Affaire David Dulac : L’art contre le sensationnalisme des médias

Publié le 11 octobre 2013

Par Nathalie Côté

Julie Gagnon pendant sa performance au Lieu, le 2 octobre.

Il fallait être au Lieu le 2 octobre dernier. Alors que le centre d’artistes lançait le dernier numéro de la revue Inter, une publication relatant la dernière Rencontre internationale d’art performance de Québec, un nouveau site web, deux performances étaient fort attendues. Une partie de la communauté artistique y était et plusieurs médias aussi, parce que la présence de David Dulac était annoncée. Retour sur une soirée fébrile et politique.

Deux performances étaient prévues ce soir-là. Une prestation de Julie Gagnon, qui sera excellente, et une seconde de David Dulac, qui brillera par son absence. Le jeune artiste accusé au printemps dernier de menace de mort à la suite d’un malheureux projet artistique, présenté en vue de participer à l’exposition des finissants, a été emprisonné pendant quatre mois, avant même la tenue de son procès en juillet dernier*. Il s’est judicieusement désisté le 2 octobre, à la suite des conseils de ses professeurs, ses amies et son avocate, sa cause étant en appel.

Solidarité avec David Dulac

Cette soirée a été une démonstration de solidarité avec le jeune artiste.
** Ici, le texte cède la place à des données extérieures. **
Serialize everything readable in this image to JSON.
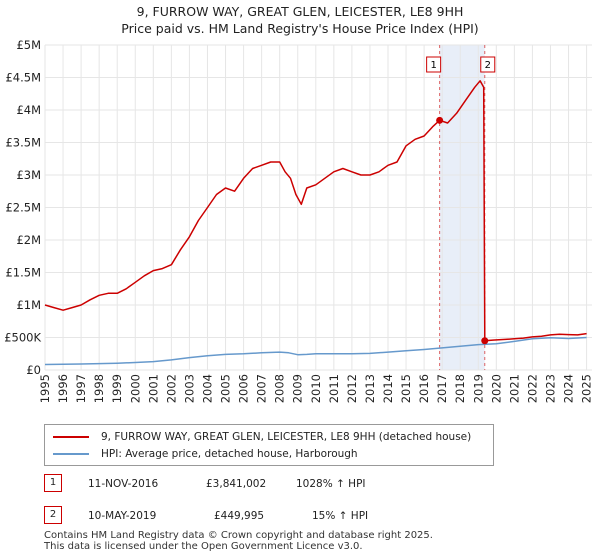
{
  "title_line1": "9, FURROW WAY, GREAT GLEN, LEICESTER, LE8 9HH",
  "title_line2": "Price paid vs. HM Land Registry's House Price Index (HPI)",
  "colors": {
    "property": "#cc0000",
    "hpi": "#6699cc",
    "shade": "#e8eef8",
    "grid": "#e6e6e6"
  },
  "legend": {
    "property_label": "9, FURROW WAY, GREAT GLEN, LEICESTER, LE8 9HH (detached house)",
    "hpi_label": "HPI: Average price, detached house, Harborough"
  },
  "sales": [
    {
      "num": "1",
      "date": "11-NOV-2016",
      "price": "£3,841,002",
      "hpi": "1028% ↑ HPI"
    },
    {
      "num": "2",
      "date": "10-MAY-2019",
      "price": "£449,995",
      "hpi": "15% ↑ HPI"
    }
  ],
  "footer_line1": "Contains HM Land Registry data © Crown copyright and database right 2025.",
  "footer_line2": "This data is licensed under the Open Government Licence v3.0.",
  "chart_data": {
    "type": "line",
    "title": "Price paid vs. HM Land Registry's House Price Index (HPI)",
    "ylim": [
      0,
      5000000
    ],
    "xlim": [
      1995,
      2025.3
    ],
    "y_ticks": [
      0,
      500000,
      1000000,
      1500000,
      2000000,
      2500000,
      3000000,
      3500000,
      4000000,
      4500000,
      5000000
    ],
    "y_tick_labels": [
      "£0",
      "£500K",
      "£1M",
      "£1.5M",
      "£2M",
      "£2.5M",
      "£3M",
      "£3.5M",
      "£4M",
      "£4.5M",
      "£5M"
    ],
    "x_ticks": [
      1995,
      1996,
      1997,
      1998,
      1999,
      2000,
      2001,
      2002,
      2003,
      2004,
      2005,
      2006,
      2007,
      2008,
      2009,
      2010,
      2011,
      2012,
      2013,
      2014,
      2015,
      2016,
      2017,
      2018,
      2019,
      2020,
      2021,
      2022,
      2023,
      2024,
      2025
    ],
    "shaded_range": [
      2016.86,
      2019.36
    ],
    "sale_markers": [
      {
        "label": "1",
        "x": 2016.86,
        "y": 3841002
      },
      {
        "label": "2",
        "x": 2019.36,
        "y": 449995
      }
    ],
    "series": [
      {
        "name": "9, FURROW WAY, GREAT GLEN, LEICESTER, LE8 9HH (detached house)",
        "x": [
          1995.0,
          1995.5,
          1996.0,
          1996.5,
          1997.0,
          1997.5,
          1998.0,
          1998.5,
          1999.0,
          1999.5,
          2000.0,
          2000.5,
          2001.0,
          2001.5,
          2002.0,
          2002.5,
          2003.0,
          2003.5,
          2004.0,
          2004.5,
          2005.0,
          2005.5,
          2006.0,
          2006.5,
          2007.0,
          2007.5,
          2008.0,
          2008.3,
          2008.6,
          2008.9,
          2009.2,
          2009.5,
          2010.0,
          2010.5,
          2011.0,
          2011.5,
          2012.0,
          2012.5,
          2013.0,
          2013.5,
          2014.0,
          2014.5,
          2015.0,
          2015.5,
          2016.0,
          2016.5,
          2016.86,
          2017.3,
          2017.8,
          2018.3,
          2018.8,
          2019.1,
          2019.3,
          2019.36,
          2019.8,
          2020.5,
          2021.0,
          2021.5,
          2022.0,
          2022.5,
          2023.0,
          2023.5,
          2024.0,
          2024.5,
          2025.0
        ],
        "values": [
          1000000,
          960000,
          920000,
          960000,
          1000000,
          1080000,
          1150000,
          1180000,
          1180000,
          1250000,
          1350000,
          1450000,
          1530000,
          1560000,
          1620000,
          1850000,
          2050000,
          2300000,
          2500000,
          2700000,
          2800000,
          2750000,
          2950000,
          3100000,
          3150000,
          3200000,
          3200000,
          3050000,
          2950000,
          2700000,
          2550000,
          2800000,
          2850000,
          2950000,
          3050000,
          3100000,
          3050000,
          3000000,
          3000000,
          3050000,
          3150000,
          3200000,
          3450000,
          3550000,
          3600000,
          3750000,
          3841002,
          3800000,
          3950000,
          4150000,
          4350000,
          4450000,
          4350000,
          449995,
          460000,
          470000,
          480000,
          490000,
          510000,
          520000,
          540000,
          550000,
          545000,
          540000,
          560000
        ]
      },
      {
        "name": "HPI: Average price, detached house, Harborough",
        "x": [
          1995,
          1996,
          1997,
          1998,
          1999,
          2000,
          2001,
          2002,
          2003,
          2004,
          2005,
          2006,
          2007,
          2008,
          2008.5,
          2009,
          2009.5,
          2010,
          2011,
          2012,
          2013,
          2014,
          2015,
          2016,
          2017,
          2018,
          2019,
          2020,
          2021,
          2022,
          2023,
          2024,
          2025
        ],
        "values": [
          85000,
          88000,
          92000,
          98000,
          105000,
          115000,
          130000,
          155000,
          190000,
          220000,
          240000,
          250000,
          265000,
          275000,
          265000,
          235000,
          240000,
          250000,
          250000,
          250000,
          255000,
          275000,
          295000,
          315000,
          340000,
          365000,
          390000,
          405000,
          440000,
          480000,
          495000,
          485000,
          500000
        ]
      }
    ]
  }
}
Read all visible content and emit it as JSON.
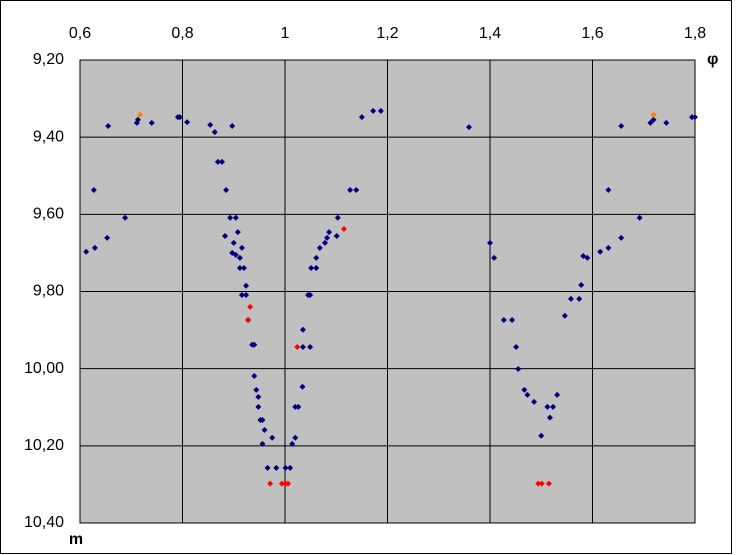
{
  "chart_data": {
    "type": "scatter",
    "x_label": "φ",
    "y_label": "m",
    "xlim": [
      0.6,
      1.8
    ],
    "xticks": [
      {
        "value": 0.6,
        "label": "0,6"
      },
      {
        "value": 0.8,
        "label": "0,8"
      },
      1,
      {
        "value": 1.2,
        "label": "1,2"
      },
      {
        "value": 1.4,
        "label": "1,4"
      },
      {
        "value": 1.6,
        "label": "1,6"
      },
      {
        "value": 1.8,
        "label": "1,8"
      }
    ],
    "ylim": [
      9.2,
      10.4
    ],
    "y_inverted": true,
    "yticks": [
      {
        "value": 9.2,
        "label": "9,20"
      },
      {
        "value": 9.4,
        "label": "9,40"
      },
      {
        "value": 9.6,
        "label": "9,60"
      },
      {
        "value": 9.8,
        "label": "9,80"
      },
      {
        "value": 10.0,
        "label": "10,00"
      },
      {
        "value": 10.2,
        "label": "10,20"
      },
      {
        "value": 10.4,
        "label": "10,40"
      }
    ],
    "grid": true,
    "plot_background": "#c0c0c0",
    "series": [
      {
        "color": "#000080",
        "x": [
          0.612,
          0.629,
          0.627,
          0.653,
          0.655,
          0.688,
          0.711,
          0.713,
          0.74,
          0.791,
          0.795,
          0.809,
          0.854,
          0.863,
          0.869,
          0.877,
          0.885,
          0.897,
          0.883,
          0.893,
          0.904,
          0.9,
          0.897,
          0.904,
          0.912,
          0.908,
          0.916,
          0.912,
          0.92,
          0.916,
          0.924,
          0.924,
          0.928,
          0.936,
          0.94,
          0.94,
          0.944,
          0.948,
          0.948,
          0.956,
          0.952,
          0.96,
          0.956,
          0.966,
          0.975,
          0.983,
          1.001,
          1.01,
          1.014,
          1.02,
          1.02,
          1.026,
          1.034,
          1.035,
          1.035,
          1.049,
          1.045,
          1.049,
          1.051,
          1.061,
          1.061,
          1.068,
          1.078,
          1.082,
          1.086,
          1.101,
          1.103,
          1.127,
          1.139,
          1.15,
          1.172,
          1.187,
          1.359,
          1.4,
          1.408,
          1.427,
          1.443,
          1.451,
          1.455,
          1.467,
          1.473,
          1.486,
          1.5,
          1.512,
          1.517,
          1.523,
          1.531,
          1.546,
          1.558,
          1.574,
          1.578,
          1.582,
          1.59,
          1.615,
          1.631,
          1.631,
          1.656,
          1.656,
          1.692,
          1.713,
          1.719,
          1.744,
          1.794,
          1.8
        ],
        "values": [
          9.697,
          9.687,
          9.537,
          9.661,
          9.371,
          9.609,
          9.363,
          9.355,
          9.363,
          9.348,
          9.348,
          9.361,
          9.368,
          9.387,
          9.464,
          9.464,
          9.537,
          9.371,
          9.656,
          9.609,
          9.609,
          9.674,
          9.7,
          9.705,
          9.713,
          9.646,
          9.687,
          9.739,
          9.739,
          9.809,
          9.809,
          9.785,
          9.874,
          9.938,
          9.938,
          10.019,
          10.055,
          10.073,
          10.099,
          10.133,
          10.133,
          10.159,
          10.195,
          10.257,
          10.179,
          10.257,
          10.257,
          10.257,
          10.195,
          10.179,
          10.099,
          10.099,
          10.047,
          9.899,
          9.944,
          9.944,
          9.809,
          9.809,
          9.739,
          9.739,
          9.713,
          9.687,
          9.674,
          9.661,
          9.646,
          9.656,
          9.609,
          9.537,
          9.537,
          9.348,
          9.332,
          9.332,
          9.374,
          9.674,
          9.713,
          9.874,
          9.874,
          9.944,
          10.001,
          10.055,
          10.068,
          10.086,
          10.174,
          10.099,
          10.127,
          10.099,
          10.068,
          9.863,
          9.819,
          9.819,
          9.783,
          9.708,
          9.713,
          9.697,
          9.687,
          9.537,
          9.661,
          9.371,
          9.609,
          9.363,
          9.355,
          9.363,
          9.348,
          9.348
        ]
      },
      {
        "color": "#ff0000",
        "x": [
          0.971,
          0.994,
          1.001,
          1.006,
          0.932,
          0.928,
          1.024,
          1.115,
          1.494,
          1.501,
          1.515
        ],
        "values": [
          10.298,
          10.298,
          10.298,
          10.298,
          9.84,
          9.874,
          9.944,
          9.638,
          10.298,
          10.298,
          10.298
        ]
      },
      {
        "color": "#ff8000",
        "x": [
          0.717,
          1.719
        ],
        "values": [
          9.342,
          9.342
        ]
      }
    ]
  }
}
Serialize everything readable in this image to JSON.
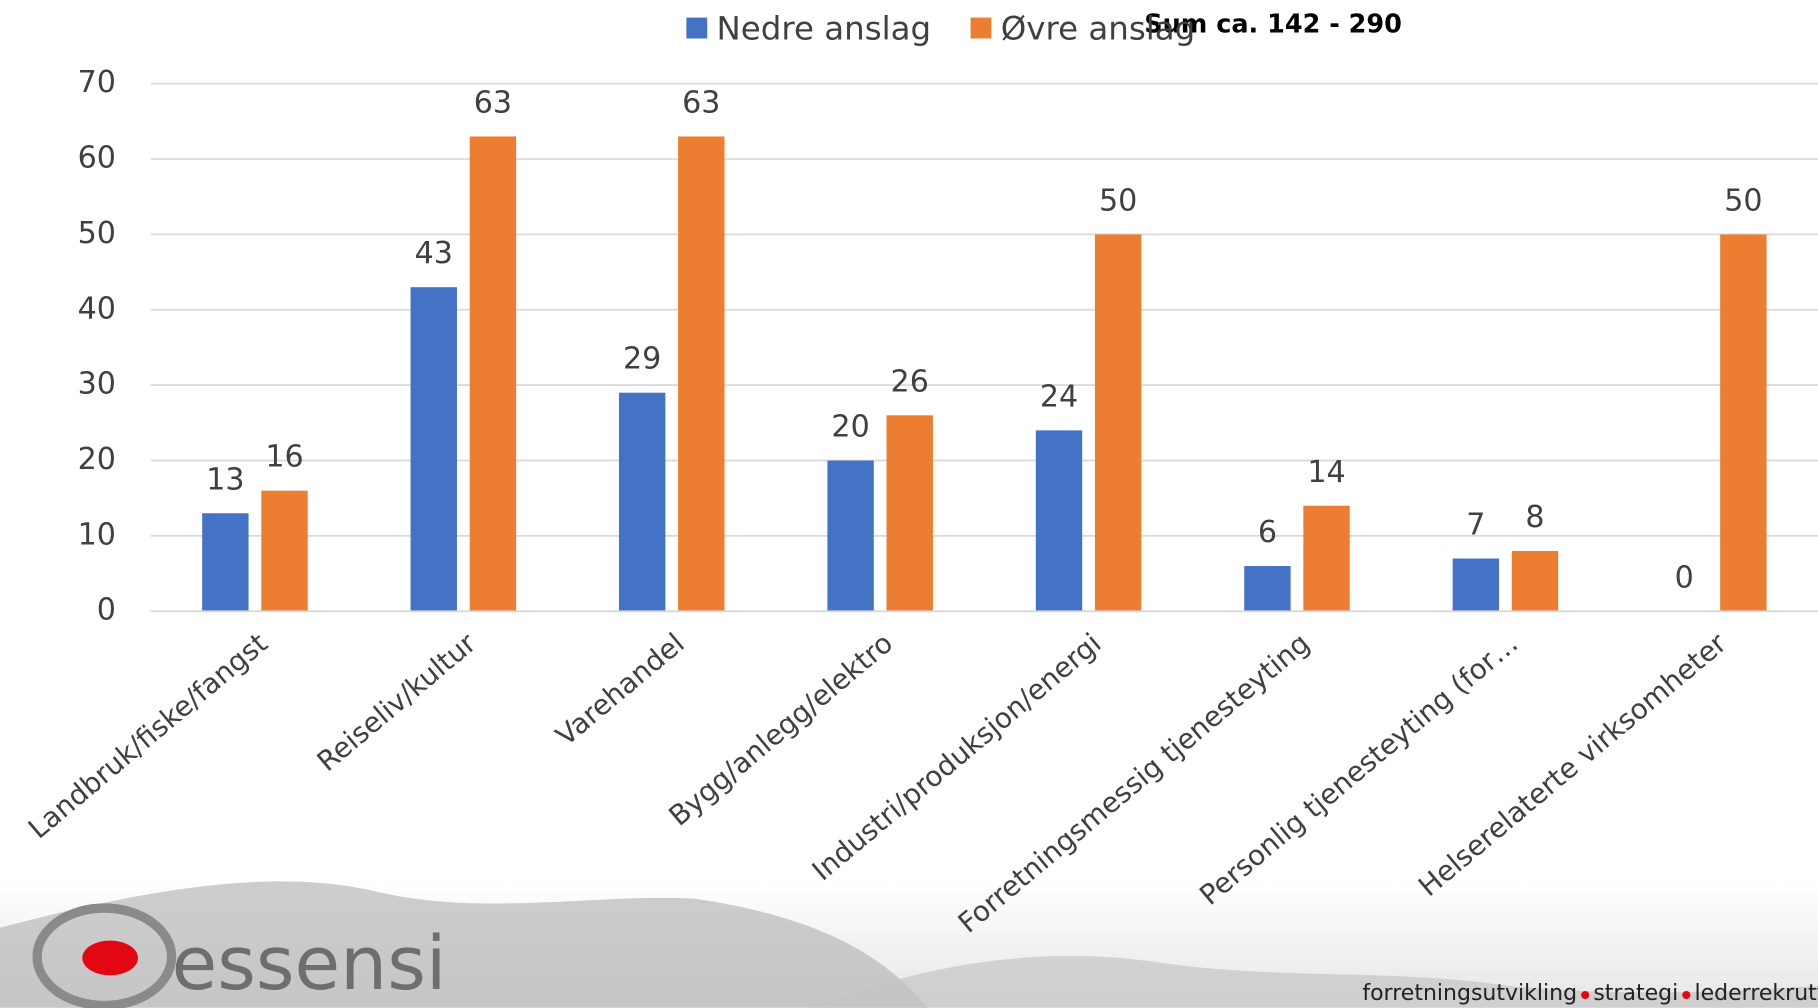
{
  "chart_data": {
    "type": "bar",
    "annotation": "Sum ca. 142  -  290",
    "categories": [
      "Landbruk/fiske/fangst",
      "Reiseliv/kultur",
      "Varehandel",
      "Bygg/anlegg/elektro",
      "Industri/produksjon/energi",
      "Forretningsmessig tjenesteyting",
      "Personlig tjenesteyting (for…",
      "Helserelaterte virksomheter"
    ],
    "series": [
      {
        "name": "Nedre anslag",
        "color": "#4472c4",
        "values": [
          13,
          43,
          29,
          20,
          24,
          6,
          7,
          0
        ]
      },
      {
        "name": "Øvre anslag",
        "color": "#ed7d31",
        "values": [
          16,
          63,
          63,
          26,
          50,
          14,
          8,
          50
        ]
      }
    ],
    "ylim": [
      0,
      70
    ],
    "yticks": [
      0,
      10,
      20,
      30,
      40,
      50,
      60,
      70
    ],
    "grid": true
  },
  "footer": {
    "logo": "essensi",
    "tagline": [
      "forretningsutvikling",
      "strategi",
      "lederrekruttering"
    ]
  }
}
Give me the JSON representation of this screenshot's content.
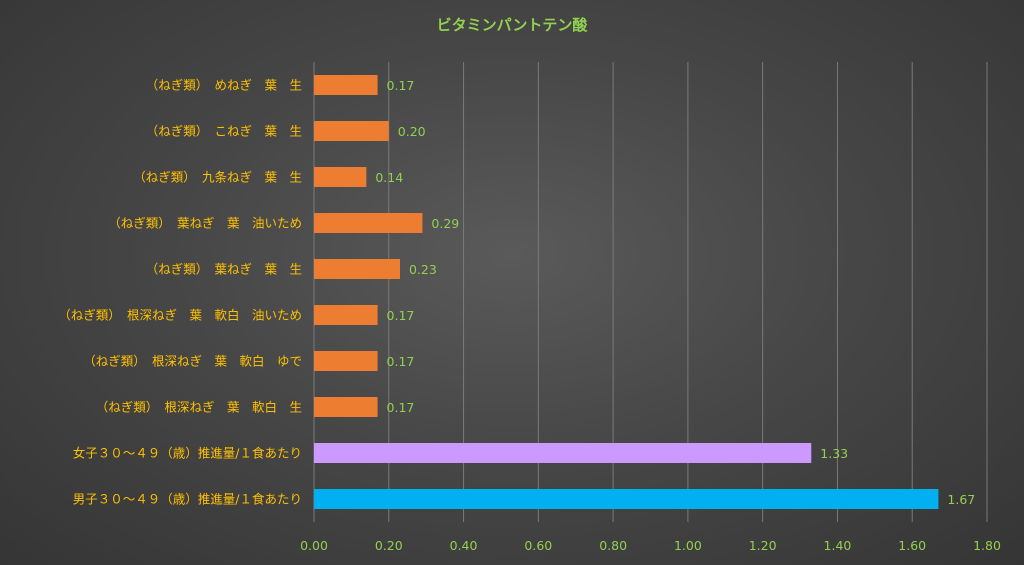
{
  "chart_data": {
    "type": "bar",
    "orientation": "horizontal",
    "title": "ビタミンパントテン酸",
    "xlim": [
      0,
      1.8
    ],
    "x_ticks": [
      "0.00",
      "0.20",
      "0.40",
      "0.60",
      "0.80",
      "1.00",
      "1.20",
      "1.40",
      "1.60",
      "1.80"
    ],
    "grid": true,
    "categories": [
      "（ねぎ類）　めねぎ　葉　生",
      "（ねぎ類）　こねぎ　葉　生",
      "（ねぎ類）　九条ねぎ　葉　生",
      "（ねぎ類）　葉ねぎ　葉　油いため",
      "（ねぎ類）　葉ねぎ　葉　生",
      "（ねぎ類）　根深ねぎ　葉　軟白　油いため",
      "（ねぎ類）　根深ねぎ　葉　軟白　ゆで",
      "（ねぎ類）　根深ねぎ　葉　軟白　生",
      "女子３０～４９（歳）推進量/１食あたり",
      "男子３０～４９（歳）推進量/１食あたり"
    ],
    "values": [
      0.17,
      0.2,
      0.14,
      0.29,
      0.23,
      0.17,
      0.17,
      0.17,
      1.33,
      1.67
    ],
    "value_labels": [
      "0.17",
      "0.20",
      "0.14",
      "0.29",
      "0.23",
      "0.17",
      "0.17",
      "0.17",
      "1.33",
      "1.67"
    ],
    "bar_colors": [
      "#ed7d31",
      "#ed7d31",
      "#ed7d31",
      "#ed7d31",
      "#ed7d31",
      "#ed7d31",
      "#ed7d31",
      "#ed7d31",
      "#cc99ff",
      "#00b0f0"
    ]
  }
}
Julie Gagnon a réalisé une performance très efficace en dénonçant le sensationnalisme des médias, particulièrement celui du Journal de Québec, dans le traitement de l’histoire de son ami. La jeune femme est entrée dans l’espace de la galerie avec une cagoule sur la tête, pour ensuite couvrir les yeux de quelques spectateurs de bandeaux noirs, en leur disant : vous verrez ma performance demain dans les médias…

En buvant une bière avec une attitude désinvolte et en fumant une cigarette dont elle soufflait les volutes vers les spectateurs, l’artiste a écrit au mur : « L’homme raisonnable a dit : il ne faut pas faire une performance en état d’ébriété. L’homme raisonnable a dit : il ne faut pas mettre la sécurité du public en danger. L’homme raisonnable a dit qu’il ne faut pas voler le Journal de Québec. » Ensuite, elle lancera au sol des clous, de petits marteaux dorés et plusieurs exemplaires du Journal de Québec, dont nous clouerons les pages éparses au mur. Elle invitera ensuite le public à les défaire à l’aide d’une petite déchiqueteuse qui brisera rapidement. Spontanément, les spectateurs devenus acteurs déchireront les journaux de leurs mains. Banal ? Plutôt un moment émouvant et hautement politique sur la rue du Pont. L’artiste a terminé sa performance sur un ton ironique, en enfouissant les journaux en morceaux sous son chandail, les lèvres débordantes de rouge à lèvres, elle a dit : photographiez-moi maintenant, je souris.

Pour la liberté d’expression

L’art, et d’autant plus la performance, est le lieu par excellence de la liberté d’expression, de mise en scène à la frontière du réel. Cette performance de Julie Gagnon et la participation du public témoignent de la solidarité de la communauté artistique de Québec avec David Dulac dont le destin a été bouleversé. Une performance qui invite aussi à demeurer critique face au discours des médias de masse, pour ne pas parler de celui de CHOI, Radio X, qui a été, et est toujours, sans merci envers le jeune artiste. Heureusement qu’il y a des contre-discours. Comme le 2 octobre dernier au Lieu.

*Pour plus d’information sur le procès et la cause de l’artiste David Dulac lire le blogue de la revue Trahir.